Glycosaminoglycans (GAGs) are natural polymers that are broadly used in gene delivery systems to increase stability as well as decrease toxicity and nonspecific interactions, thereby increasing transfection efficiency. In this work, we propose sorbitan ester-based lipid nanoparticles (SENS) functionalised with the GAGs chondroitin sulfate (CS) and hyaluronic acid (HA) as gene delivery systems. For this purpose, we describe the design and evaluation of these nanosystems loaded with plasmid DNA, including an evaluation of their physicochemical characteristics, stability properties, ability to protect and efficiently transfect cells with Enhanced Green Fluorescent Protein plasmid (pEGFP) in vitro, and biocompatibility both in vitro and in vivo.
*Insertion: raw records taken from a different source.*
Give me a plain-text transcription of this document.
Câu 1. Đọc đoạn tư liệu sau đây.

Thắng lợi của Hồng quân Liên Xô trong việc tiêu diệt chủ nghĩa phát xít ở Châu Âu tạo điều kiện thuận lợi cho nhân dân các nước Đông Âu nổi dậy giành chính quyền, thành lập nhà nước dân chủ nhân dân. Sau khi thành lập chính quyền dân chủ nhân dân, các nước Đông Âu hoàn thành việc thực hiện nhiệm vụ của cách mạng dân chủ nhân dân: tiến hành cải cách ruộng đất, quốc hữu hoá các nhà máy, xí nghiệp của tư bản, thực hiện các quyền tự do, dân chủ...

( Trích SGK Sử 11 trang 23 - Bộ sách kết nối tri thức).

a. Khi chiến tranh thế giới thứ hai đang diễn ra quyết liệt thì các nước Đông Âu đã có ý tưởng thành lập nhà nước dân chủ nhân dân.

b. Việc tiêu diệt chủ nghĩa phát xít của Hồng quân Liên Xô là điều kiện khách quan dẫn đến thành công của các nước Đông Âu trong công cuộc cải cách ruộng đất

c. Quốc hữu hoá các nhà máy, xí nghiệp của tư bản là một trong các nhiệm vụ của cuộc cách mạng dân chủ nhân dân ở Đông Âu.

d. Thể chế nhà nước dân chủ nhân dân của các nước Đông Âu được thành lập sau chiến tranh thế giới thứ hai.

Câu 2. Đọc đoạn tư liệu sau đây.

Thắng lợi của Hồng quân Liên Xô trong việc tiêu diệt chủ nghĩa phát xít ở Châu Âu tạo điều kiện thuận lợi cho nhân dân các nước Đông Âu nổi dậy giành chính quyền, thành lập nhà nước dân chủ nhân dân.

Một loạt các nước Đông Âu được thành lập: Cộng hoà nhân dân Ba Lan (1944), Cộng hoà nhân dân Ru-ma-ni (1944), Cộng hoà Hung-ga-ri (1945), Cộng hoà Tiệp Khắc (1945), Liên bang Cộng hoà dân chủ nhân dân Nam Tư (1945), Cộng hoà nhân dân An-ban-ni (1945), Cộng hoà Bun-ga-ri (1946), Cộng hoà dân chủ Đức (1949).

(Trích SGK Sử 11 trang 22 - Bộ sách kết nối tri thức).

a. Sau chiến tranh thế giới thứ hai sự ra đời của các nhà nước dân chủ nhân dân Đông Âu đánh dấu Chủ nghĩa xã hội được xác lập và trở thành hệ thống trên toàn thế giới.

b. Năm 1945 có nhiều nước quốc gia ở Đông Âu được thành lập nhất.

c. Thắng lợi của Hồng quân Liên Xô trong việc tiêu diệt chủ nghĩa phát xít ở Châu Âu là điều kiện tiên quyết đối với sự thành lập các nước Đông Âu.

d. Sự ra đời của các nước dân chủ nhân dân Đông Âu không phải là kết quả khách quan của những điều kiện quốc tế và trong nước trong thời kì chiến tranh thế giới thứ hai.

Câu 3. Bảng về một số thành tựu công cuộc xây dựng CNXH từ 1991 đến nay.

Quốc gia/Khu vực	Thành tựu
We confirm that molecules with high biological value and targeting potential, such as HA and CS, can be successfully incorporated into our recently developed sorbitan ester-based nanoparticles (SENS) and that this incorporation leads to effective stabilisation of both nanosystems as well as protects plasmid DNA. We demonstrated that the aforementioned incorporation of HA and CS enables long-term stability of the nanosystems in both liquid and lyophilised states, which is a remarkable property that can aid in their transfer to industry. The ability of these functionalised nanosystems to transfect the A549 cell line without compromising cell viability was also shown, as well as their innocuous safety profile in vivo. Thus, we provide valuable evidence of the suitable properties and potential of these hybrid nanoparticles as gene delivery systems.